The soldiers take Fulbright to a little hut on the river. The team follows, and Tia does a little recon to find out who’s in there. The nasty Colonel Sien and a few Vietnamese guards, and they’re messing Fulbright up and asking all sorts of tough questions, including a bunch about how Tia’s been working with Fulbright all along. But Bull protects Tia by saying they can torture him all they like, but “I’ve got no daughter!” He also adds “Drop dead,” but that sort of goes without saying.
Tia swims back to the team, shaken up that her dad is actually a decent guy. The team busts in just as Sien is about to use a fire-roasted sword on Fulbright’s face; they subdue the soldiers and untie the general. They leave the hut just as more Vietnamese guys show up in a helicopter – Murdock and Face grab onto the legs of the chopter and gain control. But as Hannibal and B.A. load Fulbright into the thing, Colonel Sien gets up, aims and shoots Fulbright in the back! Then he shoots Murdock in the shoulder! “We might not make it to Texarkana,” says Howlin’ Mad, “but I think we’ll make it to the plane.” Hannibal makes sure of that, by blowing up some oil drums, and possibly Sien.
General Fulbright doesn’t look so good. “Last time I saw you,” he tells Tia, “you were trying to kill me! Oh, you’re so pretty,” he adds. Then he turns to Hannibal. “Smith,” he gasps, “you and your men are good soldiers. I’m glad we ended up on the same side.” And he… dies? What the hell? They fly off. Holy crap was that depressing.
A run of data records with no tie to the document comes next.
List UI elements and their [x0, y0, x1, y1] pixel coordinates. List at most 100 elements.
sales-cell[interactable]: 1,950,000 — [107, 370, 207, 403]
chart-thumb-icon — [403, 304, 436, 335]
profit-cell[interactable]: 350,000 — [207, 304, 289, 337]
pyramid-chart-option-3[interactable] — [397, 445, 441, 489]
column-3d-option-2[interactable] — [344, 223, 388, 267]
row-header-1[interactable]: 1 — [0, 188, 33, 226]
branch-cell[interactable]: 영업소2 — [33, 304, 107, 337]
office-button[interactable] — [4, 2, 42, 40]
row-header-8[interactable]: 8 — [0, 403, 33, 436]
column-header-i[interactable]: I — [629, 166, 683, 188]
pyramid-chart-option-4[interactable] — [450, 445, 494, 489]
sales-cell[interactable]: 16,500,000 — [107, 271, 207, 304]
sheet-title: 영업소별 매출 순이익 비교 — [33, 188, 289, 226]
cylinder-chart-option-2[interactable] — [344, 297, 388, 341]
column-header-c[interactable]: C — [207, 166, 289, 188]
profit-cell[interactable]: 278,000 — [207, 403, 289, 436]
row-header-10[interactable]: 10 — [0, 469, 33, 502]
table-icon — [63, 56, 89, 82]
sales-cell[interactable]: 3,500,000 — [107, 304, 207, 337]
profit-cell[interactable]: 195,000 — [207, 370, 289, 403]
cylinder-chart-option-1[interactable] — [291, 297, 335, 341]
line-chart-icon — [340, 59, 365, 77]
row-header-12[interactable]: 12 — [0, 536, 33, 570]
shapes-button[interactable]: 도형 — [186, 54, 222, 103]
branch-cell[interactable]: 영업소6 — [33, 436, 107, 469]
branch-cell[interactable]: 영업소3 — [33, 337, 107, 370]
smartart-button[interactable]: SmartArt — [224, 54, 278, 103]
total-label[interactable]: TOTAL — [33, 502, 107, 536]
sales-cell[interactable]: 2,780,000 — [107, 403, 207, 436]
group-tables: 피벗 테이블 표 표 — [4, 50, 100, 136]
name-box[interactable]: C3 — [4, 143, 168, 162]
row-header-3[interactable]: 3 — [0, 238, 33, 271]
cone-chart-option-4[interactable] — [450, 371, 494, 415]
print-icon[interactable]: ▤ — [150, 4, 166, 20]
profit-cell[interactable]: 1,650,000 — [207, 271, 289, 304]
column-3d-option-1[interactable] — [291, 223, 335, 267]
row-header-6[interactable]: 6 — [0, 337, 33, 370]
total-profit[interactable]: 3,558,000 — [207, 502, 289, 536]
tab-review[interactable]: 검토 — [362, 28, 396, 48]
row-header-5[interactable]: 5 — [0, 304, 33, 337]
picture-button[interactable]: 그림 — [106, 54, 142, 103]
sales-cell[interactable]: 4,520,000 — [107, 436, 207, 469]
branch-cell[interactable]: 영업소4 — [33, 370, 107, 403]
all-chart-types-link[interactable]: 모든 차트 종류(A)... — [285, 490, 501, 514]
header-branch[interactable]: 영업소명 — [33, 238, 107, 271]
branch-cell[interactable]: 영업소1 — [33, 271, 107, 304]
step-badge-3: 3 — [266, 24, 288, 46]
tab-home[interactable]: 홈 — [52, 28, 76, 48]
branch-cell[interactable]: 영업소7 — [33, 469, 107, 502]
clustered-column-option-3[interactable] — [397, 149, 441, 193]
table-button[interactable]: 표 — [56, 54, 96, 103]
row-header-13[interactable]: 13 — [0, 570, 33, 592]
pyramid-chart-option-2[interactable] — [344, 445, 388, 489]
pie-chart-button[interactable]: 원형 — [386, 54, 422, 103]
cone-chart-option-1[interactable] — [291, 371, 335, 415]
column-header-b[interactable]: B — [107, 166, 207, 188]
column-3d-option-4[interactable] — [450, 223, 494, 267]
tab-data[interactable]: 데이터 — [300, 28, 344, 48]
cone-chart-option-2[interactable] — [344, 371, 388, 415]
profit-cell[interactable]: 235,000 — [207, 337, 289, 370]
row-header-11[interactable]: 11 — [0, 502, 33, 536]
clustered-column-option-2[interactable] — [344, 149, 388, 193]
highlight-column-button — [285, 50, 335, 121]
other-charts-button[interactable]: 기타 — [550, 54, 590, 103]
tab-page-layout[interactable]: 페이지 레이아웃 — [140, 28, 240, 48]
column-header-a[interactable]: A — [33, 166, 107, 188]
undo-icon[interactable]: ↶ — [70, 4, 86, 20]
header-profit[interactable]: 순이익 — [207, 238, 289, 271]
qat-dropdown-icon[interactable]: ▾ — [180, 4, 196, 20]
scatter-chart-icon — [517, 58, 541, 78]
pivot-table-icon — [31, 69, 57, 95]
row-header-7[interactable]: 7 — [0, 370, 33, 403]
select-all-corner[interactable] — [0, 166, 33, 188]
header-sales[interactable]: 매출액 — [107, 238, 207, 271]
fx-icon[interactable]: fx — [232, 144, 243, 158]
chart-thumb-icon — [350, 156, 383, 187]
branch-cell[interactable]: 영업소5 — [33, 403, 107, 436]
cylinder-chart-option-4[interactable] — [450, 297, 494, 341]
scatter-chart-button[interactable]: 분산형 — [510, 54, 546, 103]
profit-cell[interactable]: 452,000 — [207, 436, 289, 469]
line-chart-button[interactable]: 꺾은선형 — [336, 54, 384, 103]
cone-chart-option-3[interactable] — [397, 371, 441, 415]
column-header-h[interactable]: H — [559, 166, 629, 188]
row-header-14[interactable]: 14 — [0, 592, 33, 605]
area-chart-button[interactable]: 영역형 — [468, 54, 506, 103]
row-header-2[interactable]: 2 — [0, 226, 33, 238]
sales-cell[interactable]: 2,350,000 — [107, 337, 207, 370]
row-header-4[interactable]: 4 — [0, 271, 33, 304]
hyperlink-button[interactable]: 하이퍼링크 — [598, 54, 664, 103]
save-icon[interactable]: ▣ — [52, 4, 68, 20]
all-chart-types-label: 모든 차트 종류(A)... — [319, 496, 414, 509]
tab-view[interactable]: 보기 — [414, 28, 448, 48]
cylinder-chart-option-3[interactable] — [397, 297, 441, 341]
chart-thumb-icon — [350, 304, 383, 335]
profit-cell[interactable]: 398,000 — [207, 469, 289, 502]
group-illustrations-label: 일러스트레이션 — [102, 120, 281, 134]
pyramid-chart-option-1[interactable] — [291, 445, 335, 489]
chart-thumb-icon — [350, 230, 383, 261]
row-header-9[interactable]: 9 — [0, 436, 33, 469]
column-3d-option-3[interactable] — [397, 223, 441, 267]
B.A. has been touched by his Vietnam experience – and clothed by J. Crew, apparently
The team is back in America, hanging out next to the awesome van and Face’s Corvette. Apparently Face took Tia shopping in Beverly Hills, to the tune of two thousand dollars. “I will pay you back, Face,” she says quickly. “I will repay all of you for what you’ve done for me. You will see I won’t be just an extra burden to you.” Is she joining the A-Team? Hannibal’s not sure about that; he says they brought her from Vietnam because the government would be hunting for her all the time… and “that’s our situation here.” “Besides,” Murdock adds, “B.A.’s got a terrible temper.” “I DO NOT!” B.A. growls back. But Tia says she has no home in America, and besides, they snuck her into the country illegally, so she’d be caught and deported by the government anyway. “Maybe you can stick with us ’til we figure something out,” Hannibal says. Tia likes this and wants to celebrate. “Can we go to those nightclubs Face told me about?” “NIGHTCLUBS?” B.A. says, disgusted. Fine, Face says, let’s just get something to eat.
They get ready to drive out, but first Murdock pulls Hannibal aside with a somber question: “Before we went back,” he asks, “did you think about it?” “I remembered it,” Hannibal replies, “but I didn’t think about it.” Wow, that’s the end of the season.
That was intense. But unlike the season 1 finale, which aimed for the same vibe, this episode got the “serious A-Team” formula right. It’s not a typical episode by any stretch; there’s very little wisecracking and somebody actually died for once, but it underscores the character of the team, that these guys are, as Fulbright put it, “good soldiers.” Speaking of good soldiers, Jack Ging is tremendous in this episode; at first you can’t help but think Fulbright is leading them into a trap, but you start rooting for him pretty quickly, and by the time Fulbright gets killed, you’re sorry he’s gone. The only bummer part is that they never got to pursue the A-Team-plus-Tia Carrere angle, as she ended up back on “General Hospital.”
All right then. One more season, one more week. It’s going to be great.